I lament, Sir, that I am yet und⟨er⟩ the painful necessity of continuing to inform You, that the Yellow fever and black Vomi⟨t⟩ have not ceased their ravages in this City & Harbo⟨r.⟩ Since my letter of the 15th: of last month, several American Citizens have died, among them, t⟨he⟩ Son of Captain Lambert; Captain Murdock, ⟨of⟩ the Brig Charleston, of New York; and a Mr. Tho⟨mas⟩ B. Harling , a very promising Young Gentleman, ⟨who⟩ came here from Kentucky and New Orleans, wi⟨th⟩ a Cargo of flour. This Gentleman died in th⟨e⟩ House of my Copartners Messrs: Gray & ⟨Martiastic⟩ I ca⟨n⟩ with truth assure You, Sir, that neither ca⟨re,⟩ attentions, and Medical assistance were no⟨t⟩ wanting, in behalf of the Unfortune Mr. Harl⟨ing,⟩ but without effect. Lieutenant Henley, and Captain Gorham, have been more successful They were at the point of death, but have esca⟨ped.⟩ The latter of these Gentlemen has sailed for Bost⟨on⟩ and if the Wind will permit, Mr. Henley wil⟨l⟩ proceed this day for New Orleans.
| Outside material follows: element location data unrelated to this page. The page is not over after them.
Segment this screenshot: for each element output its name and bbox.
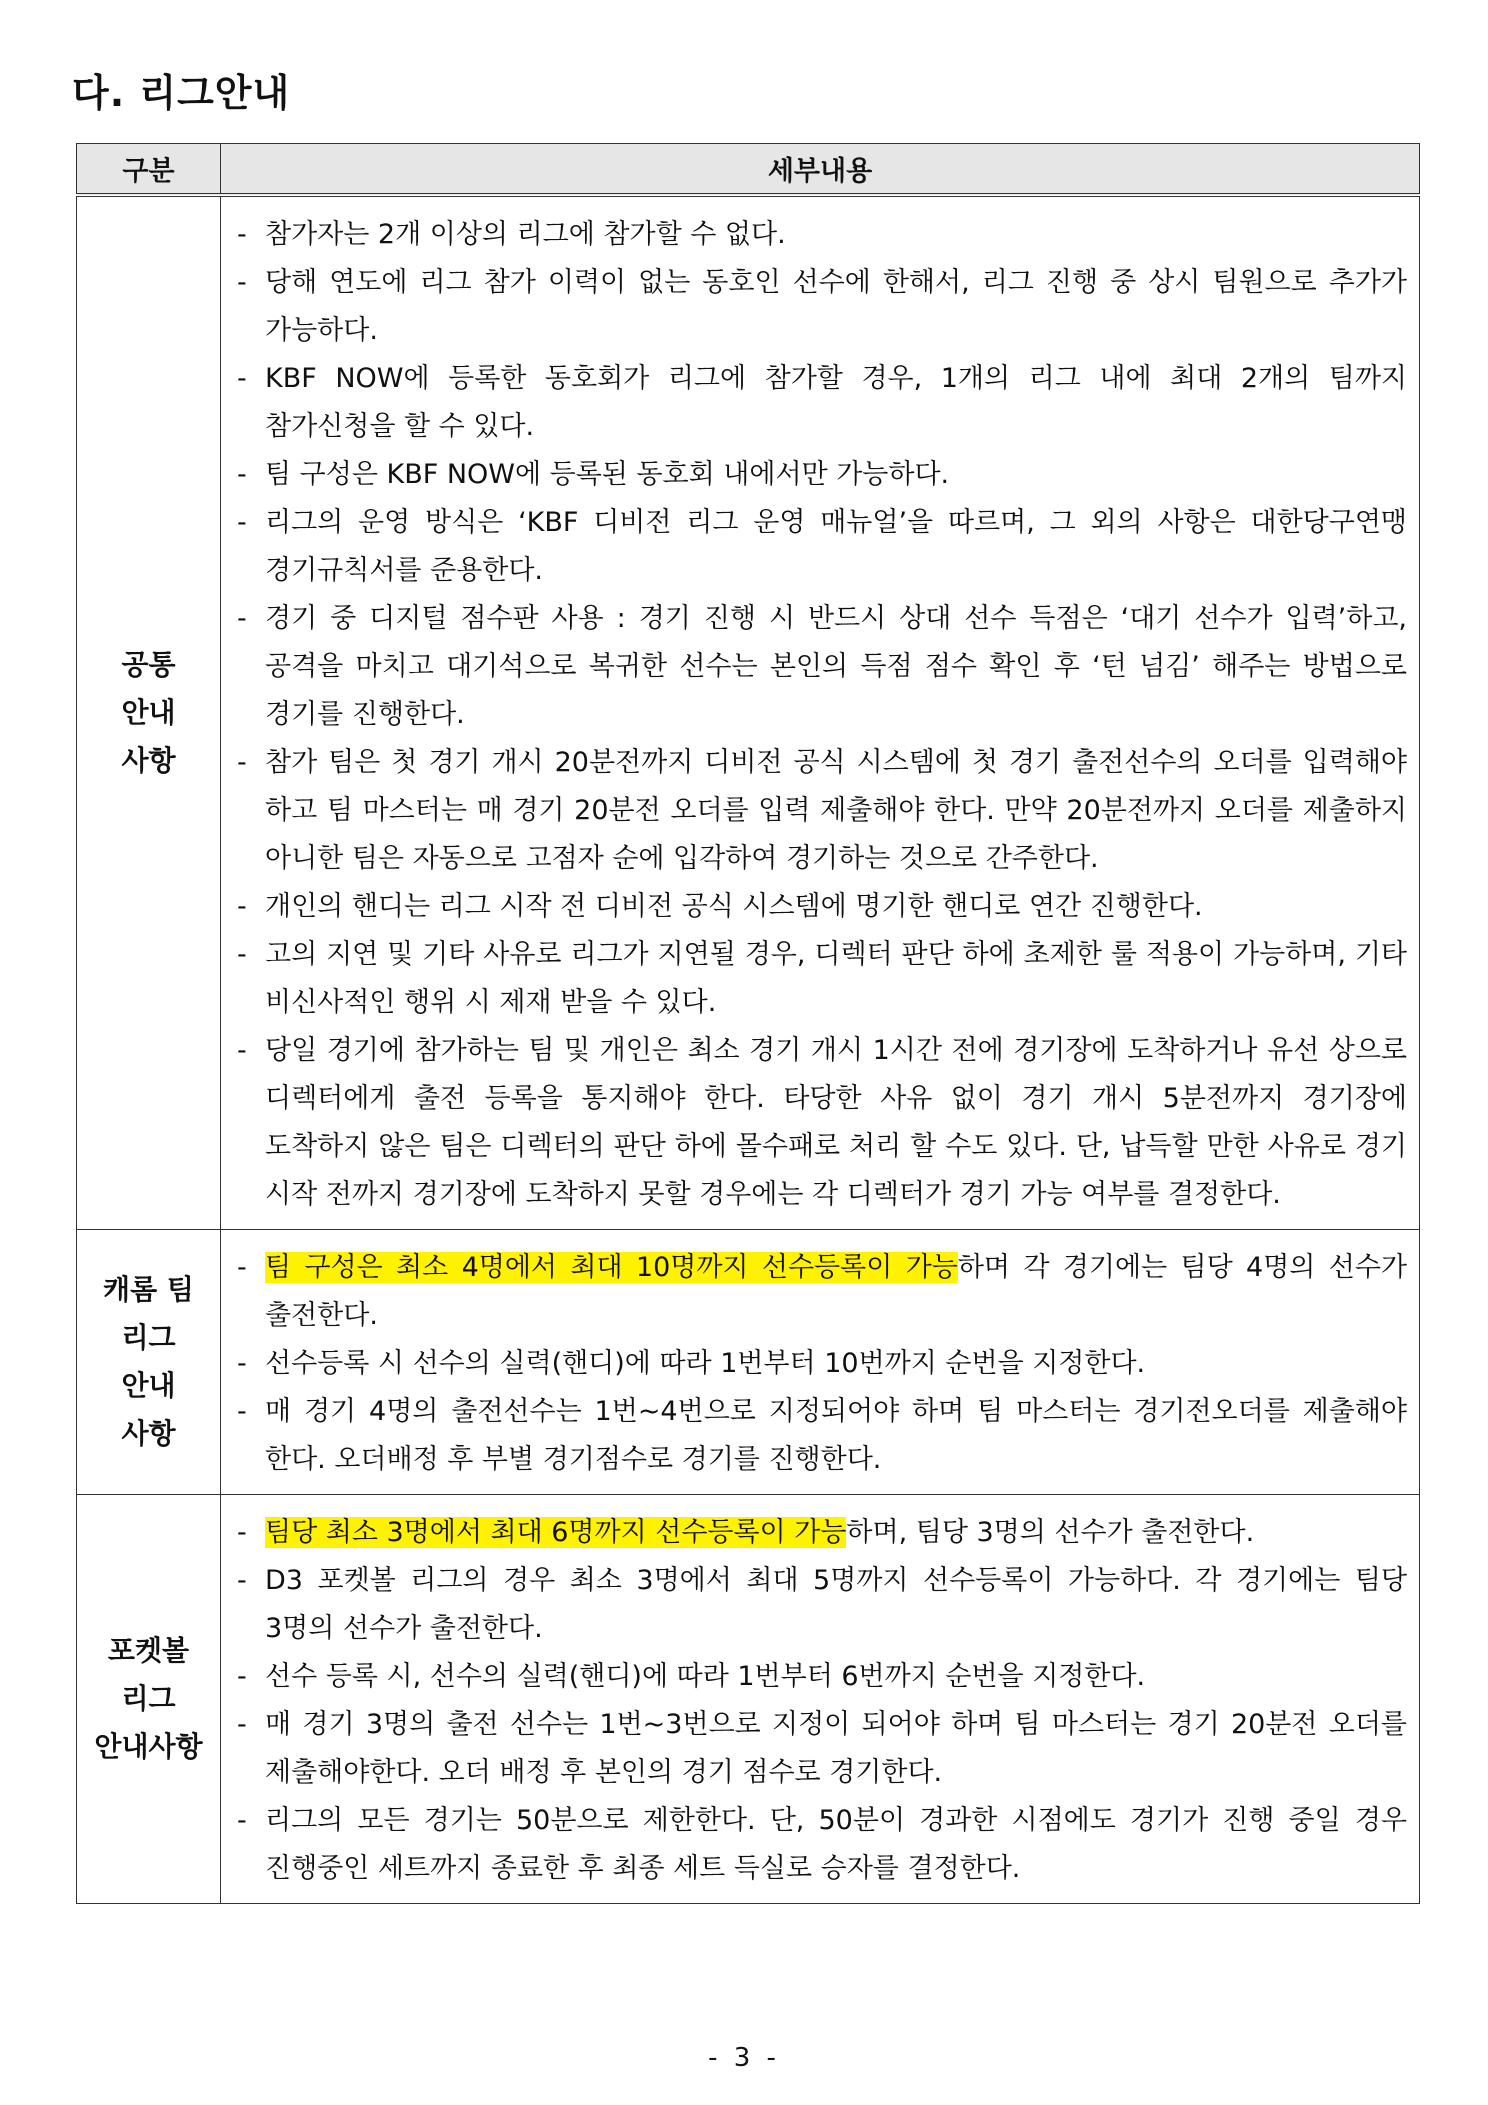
category-cell: [77, 1495, 221, 1904]
category-cell: [77, 1230, 221, 1495]
category-label-line: 리그: [121, 1682, 176, 1715]
details-cell: [221, 195, 1420, 1230]
rule-text: 고의 지연 및 기타 사유로 리그가 지연될 경우, 디렉터 판단 하에 초제한 룰 적용이 가능하며, 기타 비신사적인 행위 시 제재 받을 수 있다.: [265, 939, 1407, 1018]
table-header-row: [77, 144, 1420, 196]
category-label-line: 사항: [121, 744, 176, 777]
category-label-line: 캐롬 팀: [103, 1273, 194, 1306]
league-info-table: [76, 143, 1420, 1904]
header-details: 세부내용: [221, 144, 1420, 196]
rule-item: [235, 211, 1407, 259]
rule-item: [235, 739, 1407, 883]
rule-item: [235, 595, 1407, 739]
rule-item: [235, 931, 1407, 1027]
section-title: 다. 리그안내: [72, 71, 291, 115]
table-row: [77, 1495, 1420, 1904]
category-label-line: 포켓볼: [107, 1634, 190, 1667]
category-label-line: 안내사항: [94, 1730, 203, 1763]
rule-text: 선수등록 시 선수의 실력(핸디)에 따라 1번부터 10번까지 순번을 지정한다.: [265, 1348, 1146, 1379]
rule-text: 참가자는 2개 이상의 리그에 참가할 수 없다.: [265, 219, 786, 250]
rule-item: [235, 499, 1407, 595]
rule-text: 선수 등록 시, 선수의 실력(핸디)에 따라 1번부터 6번까지 순번을 지정한다.: [265, 1661, 1146, 1692]
rule-item: [235, 1388, 1407, 1484]
details-cell: [221, 1230, 1420, 1495]
rule-text: D3 포켓볼 리그의 경우 최소 3명에서 최대 5명까지 선수등록이 가능하다. 각 경기에는 팀당 3명의 선수가 출전한다.: [265, 1565, 1407, 1644]
rule-item: [235, 259, 1407, 355]
rule-item: [235, 1557, 1407, 1653]
rule-text: 참가 팀은 첫 경기 개시 20분전까지 디비전 공식 시스템에 첫 경기 출전선수의 오더를 입력해야 하고 팀 마스터는 매 경기 20분전 오더를 입력 제출해야 한다. 만약 20분전까지 오더를 제출하지 아니한 팀은 자동으로 고점자 순에 입각하여 경기하는 것으로 간주한다.: [265, 747, 1407, 874]
category-cell: [77, 195, 221, 1230]
rule-item: [235, 1027, 1407, 1219]
rule-item: [235, 883, 1407, 931]
rule-text: 리그의 운영 방식은 ‘KBF 디비전 리그 운영 매뉴얼’을 따르며, 그 외의 사항은 대한당구연맹 경기규칙서를 준용한다.: [265, 507, 1407, 586]
rule-text: 당일 경기에 참가하는 팀 및 개인은 최소 경기 개시 1시간 전에 경기장에 도착하거나 유선 상으로 디렉터에게 출전 등록을 통지해야 한다. 타당한 사유 없이 경기 개시 5분전까지 경기장에 도착하지 않은 팀은 디렉터의 판단 하에 몰수패로 처리 할 수도 있다. 단, 납득할 만한 사유로 경기 시작 전까지 경기장에 도착하지 못할 경우에는 각 디렉터가 경기 가능 여부를 결정한다.: [265, 1035, 1407, 1210]
rule-item: [235, 1701, 1407, 1797]
highlighted-text: 팀당 최소 3명에서 최대 6명까지 선수등록이 가능: [265, 1517, 847, 1548]
rule-text: 팀 구성은 KBF NOW에 등록된 동호회 내에서만 가능하다.: [265, 459, 950, 490]
page-number: - 3 -: [708, 2043, 780, 2073]
rule-item: [235, 1509, 1407, 1557]
rule-item: [235, 355, 1407, 451]
rule-list: [235, 211, 1407, 1219]
header-category: 구분: [77, 144, 221, 196]
category-label-line: 사항: [121, 1417, 176, 1450]
rule-text: 하며 각 경기에는 팀당 4명의 선수가 출전한다.: [265, 1252, 1407, 1331]
rule-list: [235, 1244, 1407, 1484]
rule-text: 리그의 모든 경기는 50분으로 제한한다. 단, 50분이 경과한 시점에도 경기가 진행 중일 경우 진행중인 세트까지 종료한 후 최종 세트 득실로 승자를 결정한다.: [265, 1805, 1407, 1884]
rule-text: 매 경기 3명의 출전 선수는 1번~3번으로 지정이 되어야 하며 팀 마스터는 경기 20분전 오더를 제출해야한다. 오더 배정 후 본인의 경기 점수로 경기한다.: [265, 1709, 1407, 1788]
rule-item: [235, 1244, 1407, 1340]
rule-text: 매 경기 4명의 출전선수는 1번~4번으로 지정되어야 하며 팀 마스터는 경기전오더를 제출해야 한다. 오더배정 후 부별 경기점수로 경기를 진행한다.: [265, 1396, 1407, 1475]
rule-item: [235, 1340, 1407, 1388]
category-label-line: 리그: [121, 1321, 176, 1354]
table-row: [77, 195, 1420, 1230]
category-label-line: 안내: [121, 696, 176, 729]
rule-item: [235, 1653, 1407, 1701]
table-row: [77, 1230, 1420, 1495]
rule-text: 하며, 팀당 3명의 선수가 출전한다.: [846, 1517, 1255, 1548]
category-label-line: 공통: [121, 648, 176, 681]
rule-item: [235, 451, 1407, 499]
details-cell: [221, 1495, 1420, 1904]
rule-text: 경기 중 디지털 점수판 사용 : 경기 진행 시 반드시 상대 선수 득점은 ‘대기 선수가 입력’하고, 공격을 마치고 대기석으로 복귀한 선수는 본인의 득점 점수 확인 후 ‘턴 넘김’ 해주는 방법으로 경기를 진행한다.: [265, 603, 1407, 730]
rule-text: 개인의 핸디는 리그 시작 전 디비전 공식 시스템에 명기한 핸디로 연간 진행한다.: [265, 891, 1203, 922]
rule-text: KBF NOW에 등록한 동호회가 리그에 참가할 경우, 1개의 리그 내에 최대 2개의 팀까지 참가신청을 할 수 있다.: [265, 363, 1407, 442]
highlighted-text: 팀 구성은 최소 4명에서 최대 10명까지 선수등록이 가능: [265, 1252, 958, 1283]
rule-text: 당해 연도에 리그 참가 이력이 없는 동호인 선수에 한해서, 리그 진행 중 상시 팀원으로 추가가 가능하다.: [265, 267, 1407, 346]
category-label-line: 안내: [121, 1369, 176, 1402]
rule-list: [235, 1509, 1407, 1893]
rule-item: [235, 1797, 1407, 1893]
table-body: [77, 195, 1420, 1904]
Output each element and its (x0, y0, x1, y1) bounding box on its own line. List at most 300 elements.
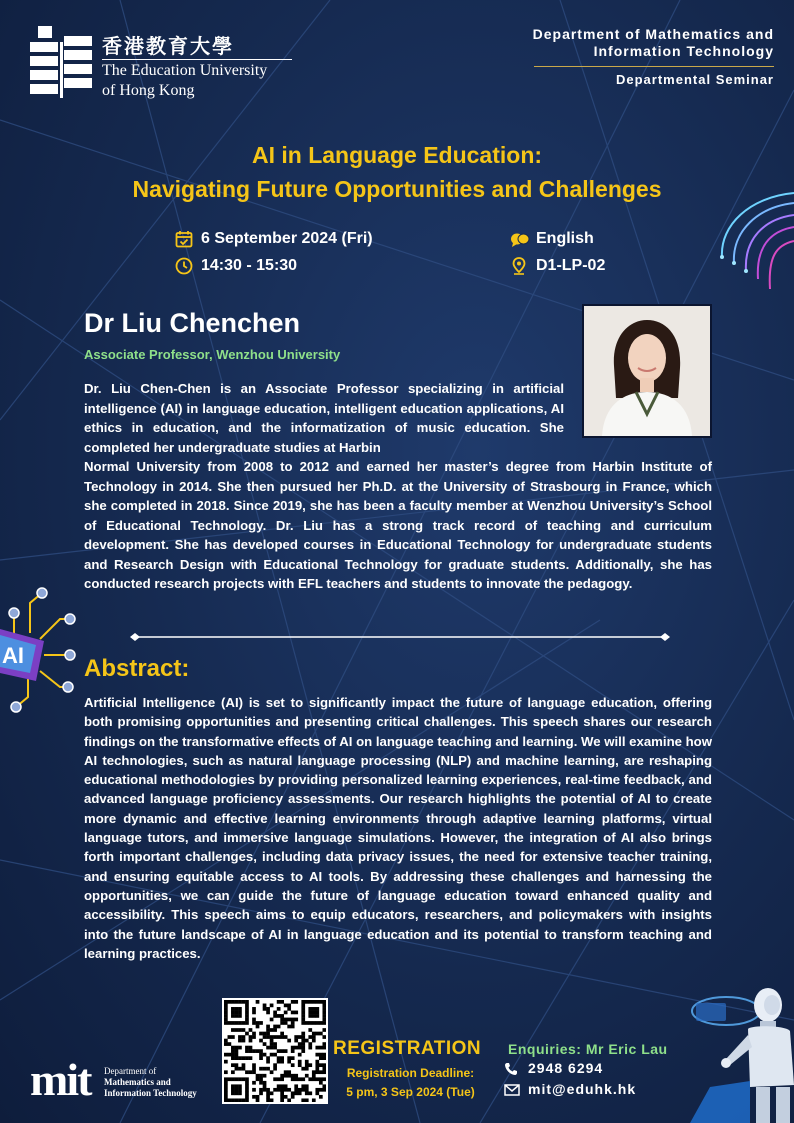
qr-module (280, 1088, 284, 1092)
qr-module (235, 1000, 239, 1004)
qr-module (245, 1084, 249, 1088)
qr-module (228, 1053, 232, 1057)
qr-module (291, 1077, 295, 1081)
university-name-line1: The Education University (102, 62, 268, 79)
decorative-swirl-graphic (700, 185, 794, 295)
qr-module (263, 1088, 267, 1092)
qr-module (298, 1077, 302, 1081)
qr-module (291, 1049, 295, 1053)
qr-module (266, 1091, 270, 1095)
qr-module (294, 1077, 298, 1081)
qr-module (235, 1063, 239, 1067)
qr-module (301, 1049, 305, 1053)
qr-module (235, 1067, 239, 1071)
qr-module (284, 1070, 288, 1074)
qr-module (235, 1098, 239, 1102)
university-logo (30, 26, 280, 98)
qr-module (245, 1021, 249, 1025)
qr-module (284, 1074, 288, 1078)
qr-module (294, 1000, 298, 1004)
qr-module (322, 1063, 326, 1067)
qr-module (305, 1091, 309, 1095)
qr-module (238, 1091, 242, 1095)
qr-module (315, 1000, 319, 1004)
qr-module (252, 1018, 256, 1022)
ai-chip-label: AI (2, 643, 24, 668)
department-header (474, 26, 774, 87)
phone-icon (504, 1062, 518, 1076)
qr-module (252, 1070, 256, 1074)
qr-module (249, 1035, 253, 1039)
qr-module (322, 1053, 326, 1057)
qr-module (322, 1046, 326, 1050)
qr-module (245, 1007, 249, 1011)
qr-module (245, 1098, 249, 1102)
qr-module (270, 1039, 274, 1043)
qr-module (322, 1067, 326, 1071)
qr-module (270, 1018, 274, 1022)
qr-module (266, 1032, 270, 1036)
qr-module (242, 1056, 246, 1060)
qr-module (235, 1077, 239, 1081)
qr-module (291, 1056, 295, 1060)
qr-module (273, 1067, 277, 1071)
qr-module (231, 1035, 235, 1039)
qr-module (238, 1028, 242, 1032)
qr-module (284, 1035, 288, 1039)
qr-module (301, 1000, 305, 1004)
qr-module (319, 1000, 323, 1004)
event-date-text: 6 September 2024 (Fri) (201, 230, 373, 247)
qr-module (322, 1056, 326, 1060)
qr-module (238, 1084, 242, 1088)
qr-module (322, 1070, 326, 1074)
qr-module (252, 1067, 256, 1071)
qr-module (315, 1088, 319, 1092)
qr-module (270, 1004, 274, 1008)
qr-module (224, 1011, 228, 1015)
qr-module (224, 1039, 228, 1043)
qr-module (287, 1056, 291, 1060)
qr-module (259, 1091, 263, 1095)
qr-module (315, 1063, 319, 1067)
qr-module (273, 1063, 277, 1067)
qr-module (245, 1095, 249, 1099)
qr-module (291, 1095, 295, 1099)
qr-module (273, 1088, 277, 1092)
qr-module (319, 1081, 323, 1085)
qr-module (270, 1028, 274, 1032)
qr-module (259, 1074, 263, 1078)
qr-module (315, 1067, 319, 1071)
qr-module (270, 1070, 274, 1074)
qr-module (256, 1074, 260, 1078)
qr-module (235, 1088, 239, 1092)
qr-module (277, 1084, 281, 1088)
qr-module (224, 1007, 228, 1011)
enquiries-contact: Enquiries: Mr Eric Lau (508, 1041, 668, 1057)
robot-illustration (690, 975, 794, 1123)
qr-module (252, 1011, 256, 1015)
qr-module (322, 1014, 326, 1018)
qr-module (242, 1035, 246, 1039)
qr-module (266, 1011, 270, 1015)
qr-module (294, 1088, 298, 1092)
qr-module (228, 1077, 232, 1081)
qr-module (231, 1046, 235, 1050)
qr-module (277, 1035, 281, 1039)
qr-module (249, 1039, 253, 1043)
qr-module (305, 1067, 309, 1071)
qr-module (301, 1046, 305, 1050)
qr-module (305, 1063, 309, 1067)
qr-module (322, 1000, 326, 1004)
qr-module (259, 1088, 263, 1092)
qr-module (280, 1018, 284, 1022)
qr-module (238, 1067, 242, 1071)
speaker-photo (582, 304, 712, 438)
qr-module (305, 1021, 309, 1025)
qr-module (291, 1021, 295, 1025)
qr-module (224, 1088, 228, 1092)
qr-module (266, 1025, 270, 1029)
qr-module (319, 1056, 323, 1060)
qr-module (315, 1091, 319, 1095)
qr-module (298, 1063, 302, 1067)
qr-module (231, 1077, 235, 1081)
qr-module (287, 1070, 291, 1074)
qr-module (277, 1056, 281, 1060)
qr-module (287, 1098, 291, 1102)
qr-module (266, 1060, 270, 1064)
qr-module (245, 1049, 249, 1053)
event-type-label: Departmental Seminar (616, 72, 774, 87)
qr-module (242, 1021, 246, 1025)
ai-chip-illustration (0, 585, 80, 715)
qr-module (287, 1088, 291, 1092)
qr-module (284, 1049, 288, 1053)
abstract-body: Artificial Intelligence (AI) is set to significantly impact the future of language education, offering both promising opportunities and presenting critical challenges. This speech shares our research findings on the transformative effects of AI on language teaching and learning. We will examine how AI technologies, such as natural language processing (NLP) and machine learning, are reshaping educational methodologies by providing personalized learning experiences, real-time feedback, and advanced language proficiency assessments. Our research highlights the potential of AI to create more dynamic and effective learning environments through adaptive learning platforms, virtual language tutors, and immersive language simulations. However, the integration of AI also brings forth important challenges, including data privacy issues, the need for extensive teacher training, and ensuring equitable access to AI tools. By addressing these challenges and harnessing the opportunities, we can guide the future of language education toward enhanced quality and accessibility. This speech aims to equip educators, researchers, and policymakers with insights into the future landscape of AI in language education and its potential to transform teaching and learning practices. (84, 695, 712, 961)
qr-module (315, 1077, 319, 1081)
qr-module (224, 1018, 228, 1022)
qr-module (277, 1077, 281, 1081)
qr-module (312, 1039, 316, 1043)
registration-deadline-label: Registration Deadline: (346, 1066, 475, 1080)
qr-module (308, 1028, 312, 1032)
qr-module (280, 1060, 284, 1064)
language-icon (510, 230, 530, 248)
qr-module (273, 1025, 277, 1029)
qr-module (277, 1000, 281, 1004)
qr-module (238, 1011, 242, 1015)
qr-module (315, 1046, 319, 1050)
qr-module (284, 1021, 288, 1025)
university-emblem-icon (30, 26, 94, 98)
qr-module (224, 1004, 228, 1008)
qr-module (305, 1088, 309, 1092)
qr-module (319, 1032, 323, 1036)
qr-module (266, 1088, 270, 1092)
location-pin-icon (510, 257, 528, 275)
qr-module (259, 1081, 263, 1085)
qr-module (298, 1088, 302, 1092)
qr-module (242, 1077, 246, 1081)
qr-module (294, 1091, 298, 1095)
qr-module (294, 1018, 298, 1022)
qr-module (270, 1042, 274, 1046)
qr-module (284, 1088, 288, 1092)
qr-module (245, 1081, 249, 1085)
qr-module (231, 1091, 235, 1095)
department-divider (534, 66, 774, 67)
qr-module (287, 1004, 291, 1008)
qr-module (263, 1032, 267, 1036)
qr-module (280, 1021, 284, 1025)
qr-module (287, 1060, 291, 1064)
qr-module (249, 1049, 253, 1053)
qr-module (308, 1021, 312, 1025)
qr-module (287, 1018, 291, 1022)
qr-module (266, 1046, 270, 1050)
qr-module (322, 1007, 326, 1011)
qr-module (312, 1007, 316, 1011)
qr-module (294, 1074, 298, 1078)
qr-module (263, 1067, 267, 1071)
qr-module (245, 1091, 249, 1095)
qr-module (301, 1011, 305, 1015)
qr-module (256, 1025, 260, 1029)
qr-module (315, 1007, 319, 1011)
qr-module (315, 1060, 319, 1064)
qr-module (280, 1035, 284, 1039)
qr-module (312, 1021, 316, 1025)
qr-module (231, 1098, 235, 1102)
qr-module (245, 1046, 249, 1050)
qr-module (308, 1042, 312, 1046)
qr-module (301, 1077, 305, 1081)
qr-module (301, 1035, 305, 1039)
qr-module (301, 1067, 305, 1071)
qr-module (238, 1056, 242, 1060)
qr-module (249, 1028, 253, 1032)
qr-module (245, 1070, 249, 1074)
qr-module (231, 1021, 235, 1025)
qr-module (224, 1000, 228, 1004)
qr-module (294, 1035, 298, 1039)
qr-module (238, 1039, 242, 1043)
qr-module (252, 1088, 256, 1092)
qr-module (298, 1060, 302, 1064)
qr-module (322, 1004, 326, 1008)
qr-module (312, 1032, 316, 1036)
qr-module (238, 1035, 242, 1039)
qr-module (228, 1042, 232, 1046)
qr-module (231, 1000, 235, 1004)
qr-module (287, 1007, 291, 1011)
qr-module (280, 1032, 284, 1036)
qr-module (319, 1077, 323, 1081)
mit-caption-line3: Information Technology (104, 1088, 197, 1098)
qr-module (249, 1046, 253, 1050)
qr-module (266, 1095, 270, 1099)
speaker-bio-part1: Dr. Liu Chen-Chen is an Associate Professor specializing in artificial intelligence (AI) in language education, intelligent education applications, AI ethics in education, and the informatization of music education. She completed her undergraduate studies at Harbin (84, 381, 564, 455)
qr-module (259, 1056, 263, 1060)
qr-module (291, 1025, 295, 1029)
mail-icon (504, 1083, 520, 1097)
qr-module (308, 1063, 312, 1067)
qr-module (273, 1011, 277, 1015)
qr-module (231, 1084, 235, 1088)
qr-module (284, 1095, 288, 1099)
qr-module (319, 1095, 323, 1099)
qr-module (322, 1018, 326, 1022)
qr-module (291, 1000, 295, 1004)
qr-module (245, 1088, 249, 1092)
qr-module (312, 1035, 316, 1039)
qr-module (224, 1098, 228, 1102)
qr-module (273, 1046, 277, 1050)
university-name-line2: of Hong Kong (102, 82, 195, 99)
qr-module (224, 1053, 228, 1057)
qr-module (280, 1077, 284, 1081)
qr-module (256, 1077, 260, 1081)
qr-module (312, 1098, 316, 1102)
qr-module (252, 1032, 256, 1036)
seminar-title (40, 138, 754, 206)
qr-module (301, 1042, 305, 1046)
calendar-icon (175, 230, 193, 248)
qr-module (252, 1007, 256, 1011)
qr-module (266, 1035, 270, 1039)
seminar-title-line2: Navigating Future Opportunities and Challenges (132, 176, 662, 202)
qr-module (315, 1021, 319, 1025)
qr-module (294, 1084, 298, 1088)
qr-module (277, 1025, 281, 1029)
qr-module (266, 1007, 270, 1011)
qr-module (235, 1056, 239, 1060)
qr-module (308, 1011, 312, 1015)
qr-module (312, 1000, 316, 1004)
qr-module (224, 1084, 228, 1088)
I shall c⟨on⟩tinue to write You, Sir, upon this melancho⟨ly⟩ subject, which I hope in the goodness of God will soon cease, As the Physicians of this pla⟨ce⟩ are of Opinion, that this disease is not contag⟨ious.⟩

We, the American Merchants & Citizen⟨s⟩ labour under another embarrassment. The news of the cruel insult offered to our Government and Country, in the unjust attack upon the Chesapeak Frigate, has filled Us with indignation, and axiety for the consequences that may result from it. The real Americans in this place possess but one sentiment: An inviolable attachment to their Government and Country; and when they have the power, will prove themselves deserving of being citizens of The United States of America. Pardon me, Sir, but I must beseech You, to give me, as far as prudence will permit, such information as may be useful to our Citizens and the Commerce of our Country.

I now send You, Sir, another list of the returns of arrivals and Clearances in this port, of our Vessels from the 25 March to the 1st: of July last. I have also written to The Honorable Secretary of The Treasury by this occasion, and have sent him my accounts, which I should have done much sooner, but for the departure of Mr. Ramage. With the greatest Respect, I have the honor to be, Sir, Your most obedient Servant

James Anderson

Should a War be inevitable with Great Brit⟨ain⟩ I am convinced, Sir, that a letter from Y⟨ou⟩ to His Excellency The Governor of this Isla⟨nd⟩ would be of real service to the Citizens of the United States in general, as well as to myself. On many occasions we should stand in nee⟨d⟩ of the Assistance of this Government.

DNA: RG 59—CD—Consular Despatches, Havana.